New owner for fertiliser spreader manufacturer Bogballe
Danish fertiliser spreader manufacturer Bogballe is now owned by Erhvervsinvest – an investment company that is also headquartered in Denmark. The announcement has been carried by Danish newspaper Borsen.
The transaction is reportedly worth a total of DKK500 million (circa €67 million).
Up until this transaction, Bogballe was owned by the fourth generation of the Laursen family. The company was founded by Anders Peter Laursen in the village of Bogballe back in the 1930s.
The company still operates from the same location today.
Bogballe in Ireland
Here in Ireland, Bogballe fertiliser spreaders are imported and distributed by Atkins – the Cork-based agricultural machinery distributor. Atkins also distributes Bredal – best known for its high-capacity trailed spreaders.
Some years ago, Atkins staged a very eye-catching working demonstration in which seven Bogballe spreaders – each mounted on a Fendt tractor – were filmed working in the same field in Co. Offaly.Also Read: 7 fertiliser spreaders and Fendt tractors in one field…in Co. Offaly
Bogballe is best known for its twin-disc, mounted fertiliser spreaders. Competing against the likes of Amazone, Vicon, Rauch and Sulky, run-of-the-mill models go to all sorts of customers.
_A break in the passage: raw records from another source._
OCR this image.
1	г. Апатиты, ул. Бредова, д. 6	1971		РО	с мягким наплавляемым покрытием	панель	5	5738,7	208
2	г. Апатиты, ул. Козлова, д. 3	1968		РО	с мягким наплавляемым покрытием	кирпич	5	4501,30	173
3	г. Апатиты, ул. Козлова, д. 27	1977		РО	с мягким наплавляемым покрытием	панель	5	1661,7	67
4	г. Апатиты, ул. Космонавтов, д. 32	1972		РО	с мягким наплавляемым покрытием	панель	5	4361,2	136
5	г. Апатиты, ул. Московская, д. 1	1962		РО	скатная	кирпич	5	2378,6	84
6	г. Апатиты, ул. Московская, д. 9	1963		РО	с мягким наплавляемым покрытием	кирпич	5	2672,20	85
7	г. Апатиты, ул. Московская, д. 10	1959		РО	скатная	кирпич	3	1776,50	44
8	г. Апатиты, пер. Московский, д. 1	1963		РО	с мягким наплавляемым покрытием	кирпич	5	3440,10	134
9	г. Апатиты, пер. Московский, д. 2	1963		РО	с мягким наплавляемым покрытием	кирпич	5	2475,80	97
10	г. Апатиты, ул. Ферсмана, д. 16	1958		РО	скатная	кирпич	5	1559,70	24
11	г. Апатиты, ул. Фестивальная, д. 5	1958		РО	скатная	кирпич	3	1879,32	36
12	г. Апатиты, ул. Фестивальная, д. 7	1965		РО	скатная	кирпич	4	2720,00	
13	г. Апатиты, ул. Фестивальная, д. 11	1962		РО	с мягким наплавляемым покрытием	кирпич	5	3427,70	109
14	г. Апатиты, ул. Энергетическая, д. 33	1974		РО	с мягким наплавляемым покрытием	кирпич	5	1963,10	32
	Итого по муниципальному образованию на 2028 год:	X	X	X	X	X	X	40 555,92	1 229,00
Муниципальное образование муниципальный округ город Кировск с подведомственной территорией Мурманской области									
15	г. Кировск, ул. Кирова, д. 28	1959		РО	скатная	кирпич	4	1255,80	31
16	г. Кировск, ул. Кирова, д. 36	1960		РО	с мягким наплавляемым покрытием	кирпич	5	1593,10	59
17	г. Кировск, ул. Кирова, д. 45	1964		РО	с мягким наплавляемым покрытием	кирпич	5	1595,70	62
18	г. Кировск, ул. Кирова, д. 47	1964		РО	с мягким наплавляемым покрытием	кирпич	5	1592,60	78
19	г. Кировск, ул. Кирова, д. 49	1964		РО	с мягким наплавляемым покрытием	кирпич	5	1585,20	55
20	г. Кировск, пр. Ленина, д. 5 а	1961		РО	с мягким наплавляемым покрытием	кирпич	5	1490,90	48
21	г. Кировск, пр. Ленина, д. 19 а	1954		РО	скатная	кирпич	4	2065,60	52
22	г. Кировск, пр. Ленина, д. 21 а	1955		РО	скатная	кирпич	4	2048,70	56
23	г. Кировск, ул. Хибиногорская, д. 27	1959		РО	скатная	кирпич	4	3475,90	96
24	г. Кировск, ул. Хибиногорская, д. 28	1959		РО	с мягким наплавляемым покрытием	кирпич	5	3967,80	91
The highest-capacity, highest-spec units typically go to tillage farms, where on-board weigh cells, complex border spreading kits, ISOBUS and GPS control systems are often fitted.
Origins Of Atkins
Atkins’ own company history dates back to 1878, when John Atkins met Joseph Wolfe and founded an agricultural merchants at 49 South Mall, Cork.
A second outlet was opened in Cork city seven years later. A few years after that, Atkins acquired a nearby competitor – McKenzies.
Just before the turn of the century, the legal entity – John Atkins & Co. Ltd – was formed. It is now one of Ireland’s oldest surviving companies.
Another outlet was opened in 1900. A period of retrenchment followed, with the onset of the first world war, the war of independence and the civil war.
The company began to expand again during the 1920s. Atkins bought out Southern Seed Company and opened a further outlet in Dingle, Co. Kerry.
The 1930s and 1940s saw the onset of the ‘economic war’ and the second world war; which the company managed to survive.
Fast forward to the 1960s, when the farm machinery business relocated from Patrick’s Quay in Cork City to Carrigrohane Road on the outskirts. This marked the commencement of the importation of several lines of machinery from Europe, including Bredal and Bogballe.
In the 1970s, Ireland joined the EEC, which brought about greater demand for machinery. During that decade and the 1980s, additional branches at Bandon, Fermoy, Midleton were added – to consolidate the company’s strength in the farm machinery sector in Co. Cork.
Today, the business is owned by the Wolfe family, who bought out the remaining Atkins family shareholders back in 1996.